Pena que continue circulando nos States Frank Miller, responsável por inomináveis tolices que andam por aí – Sin City, 300 – empanando o nome, já meio besteira, de “romance gráfico”, que o bom, mas bom mesmo, Will Eisner, em 1978, criou sozinho, sem Bucky ou Frankie, com Um contrato com Deus e outras histórias de cortiço (lançado pela Brasiliense, entre vós, em 1988). Essas coisas são marketing e nada mais. Existem meio de banda, digamos assim. Mesmo o Maus, do Art Spiegelman, com seu prêmio Pulitzer, me dá sérias dúvidas (não entrarei nelas aqui).
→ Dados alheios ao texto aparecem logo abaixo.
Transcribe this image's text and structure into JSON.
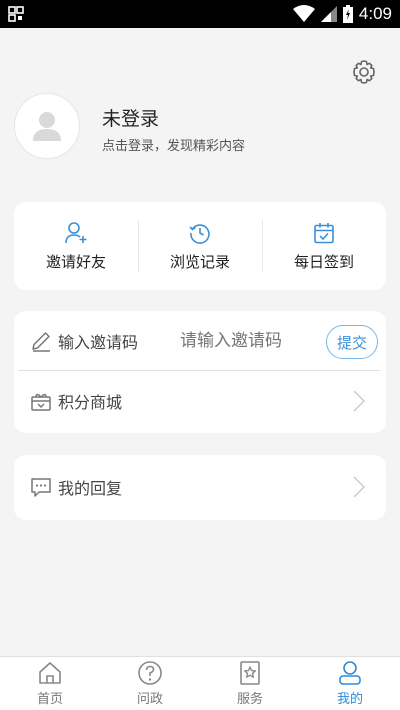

Melhor que, como a maior parte das coisas, não existissem. Só atrapalham. Baudrillard estava certo: a Primeira Guerra do Golfo não existiu. Kosovo, muito pouco. O Iraque, com tanta realidade, ou irrrealidade, vamos confundir um tico os pontos de vista, acabou levando Baudri ao fuzil e ao encontro marcado com o Capitão América. Contradizendo o poeta T.S. Eliot, a humanidade suporta um bocado de falta de realidade.
Pincemos, no entanto, o pensador gaulês, que, ao contrário dos super-heróis das HQ, não está mais entre nós: a natureza é imortal e os homens, mortais. Só o hiper-real poderá nos salvar. Os Estados Unidos, no fundo, mesmo com seus espaços abertos para a simulação (tecnologia etc.), são a única sociedade primitiva a subsistir no mundo. Também disse Baudri: “A única coisa a fazer é penetrar na ficção que é a América, nela penetrar como ficção. Pois é como ficção que a América domina o mundo”.
Em breve nas boas livrarias do ramo: A volta do Capitão América. E talvez O pensamento de Jean Baudrillard, um romance gráfico de Frank Miller e equipe. Possível que ambos virem filme.